I think the underlying question is; do people have a problem with privatisation in principle, or is it just the loss of the "BR feel"? Would people have preffered a BR Plc or a Intercity/Network SouthEast Ltd as Cecil Parkinson wanted?
The model was driven by an ideological obsession with internal (on rail) competition that could not be made to work within the framework used - and then the loss of power, in 1997, of the advocates of that model but the lack of desire of the incoming labour govt to fundamentally tackle it, apart from being forced to tackle the track aspect. IE Blair would not bring it back to sttae control (too old labour) but not obsessed with competition in the way the Tories were.

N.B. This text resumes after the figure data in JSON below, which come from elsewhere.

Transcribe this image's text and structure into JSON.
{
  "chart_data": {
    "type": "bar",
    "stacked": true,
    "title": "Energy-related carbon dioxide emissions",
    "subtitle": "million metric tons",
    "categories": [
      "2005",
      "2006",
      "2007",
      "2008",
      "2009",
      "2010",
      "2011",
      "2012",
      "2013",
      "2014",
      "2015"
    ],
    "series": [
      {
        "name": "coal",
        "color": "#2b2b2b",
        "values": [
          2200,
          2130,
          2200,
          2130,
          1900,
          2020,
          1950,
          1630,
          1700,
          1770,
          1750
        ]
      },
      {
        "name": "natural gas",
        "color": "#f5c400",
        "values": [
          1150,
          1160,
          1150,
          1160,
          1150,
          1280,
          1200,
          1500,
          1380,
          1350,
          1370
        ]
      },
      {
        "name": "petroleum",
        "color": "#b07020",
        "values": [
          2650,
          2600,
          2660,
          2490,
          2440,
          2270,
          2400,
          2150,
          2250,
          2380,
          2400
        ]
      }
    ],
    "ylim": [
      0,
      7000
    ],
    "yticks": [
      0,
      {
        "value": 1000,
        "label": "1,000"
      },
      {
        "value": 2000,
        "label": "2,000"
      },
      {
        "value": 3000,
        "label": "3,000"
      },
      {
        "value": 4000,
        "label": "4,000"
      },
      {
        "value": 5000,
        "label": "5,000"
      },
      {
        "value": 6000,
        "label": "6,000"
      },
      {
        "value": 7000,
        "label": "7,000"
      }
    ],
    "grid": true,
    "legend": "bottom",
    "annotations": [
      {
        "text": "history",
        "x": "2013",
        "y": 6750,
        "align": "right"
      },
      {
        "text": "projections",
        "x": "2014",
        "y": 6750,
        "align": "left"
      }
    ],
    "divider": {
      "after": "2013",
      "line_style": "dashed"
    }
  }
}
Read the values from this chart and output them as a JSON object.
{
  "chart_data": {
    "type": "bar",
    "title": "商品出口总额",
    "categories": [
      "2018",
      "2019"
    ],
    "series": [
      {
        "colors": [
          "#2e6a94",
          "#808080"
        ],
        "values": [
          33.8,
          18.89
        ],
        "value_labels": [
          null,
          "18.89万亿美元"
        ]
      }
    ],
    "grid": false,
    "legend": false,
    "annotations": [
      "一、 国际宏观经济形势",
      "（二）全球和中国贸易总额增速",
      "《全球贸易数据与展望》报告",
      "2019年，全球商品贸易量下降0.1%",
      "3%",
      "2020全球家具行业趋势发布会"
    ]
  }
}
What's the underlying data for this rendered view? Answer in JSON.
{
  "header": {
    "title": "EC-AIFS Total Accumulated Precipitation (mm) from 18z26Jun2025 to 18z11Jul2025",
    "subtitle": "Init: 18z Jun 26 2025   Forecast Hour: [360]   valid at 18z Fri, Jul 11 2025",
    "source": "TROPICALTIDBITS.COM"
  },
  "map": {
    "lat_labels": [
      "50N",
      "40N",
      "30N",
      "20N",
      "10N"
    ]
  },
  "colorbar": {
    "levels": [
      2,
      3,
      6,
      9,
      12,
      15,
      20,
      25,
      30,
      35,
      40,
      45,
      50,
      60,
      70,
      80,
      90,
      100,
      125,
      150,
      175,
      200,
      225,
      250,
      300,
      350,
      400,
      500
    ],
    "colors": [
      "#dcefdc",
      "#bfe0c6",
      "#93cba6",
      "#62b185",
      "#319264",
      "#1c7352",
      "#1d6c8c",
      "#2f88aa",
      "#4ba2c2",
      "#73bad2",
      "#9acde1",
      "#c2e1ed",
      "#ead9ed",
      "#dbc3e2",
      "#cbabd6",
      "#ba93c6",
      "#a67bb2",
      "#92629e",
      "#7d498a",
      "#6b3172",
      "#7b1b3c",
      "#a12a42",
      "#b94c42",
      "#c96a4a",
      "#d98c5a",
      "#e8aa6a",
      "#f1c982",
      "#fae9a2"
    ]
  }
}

If we had stuck with the ideas of the '92 govt then the question to ask would have been 'where is all the open access competition, and where is the structure to allow that - train paths etc?'
So competition got watered down tot he idea of competitions of the franchises and no more than that - which the 2010 govt stuck to even when the wheels were falling off.
It would indeed probably have been better to have had a BR plc or a sector based privatsed model - but with the regulatory regime that would have needed.
Also of course for peak hour / big city commuting - the competition is from the private car - not within rail
But some of this arose because Tory utility 'privatization model mk 1' simply create private sector utility monopolies - eg took a fair while before you could get a phone from anyone other than BT, or fule from anyone other than the ex state owned org. A bit like water supply still is - ands the Tories were open to criticism about that from their own ideological starting point.
In the context of all this the more varied rolling stock in the BR era is a bit of a niche issue, albeit important for this forum - but yes it was - partly of course due to it being a legacy of the 1955 Plan and stuff not being life expired until 30 years after - but the relevance of that being the Treasury having a long memory of all the money supposedly wasted in that plan, and them not wanting a repeat of that or any desire to had BR more of the same any time soon...
So ironic that privatization has resulted in massive levels of spend all signed off by the Treasury - but that's back to ideology - no politician is going to let their great idea look bad if all it takes to make it look less bad is to spend other people's money on such an objective...
I mean you only have to look at covid testing / track and trace / £50m of useless PPE etc etc to see that after all!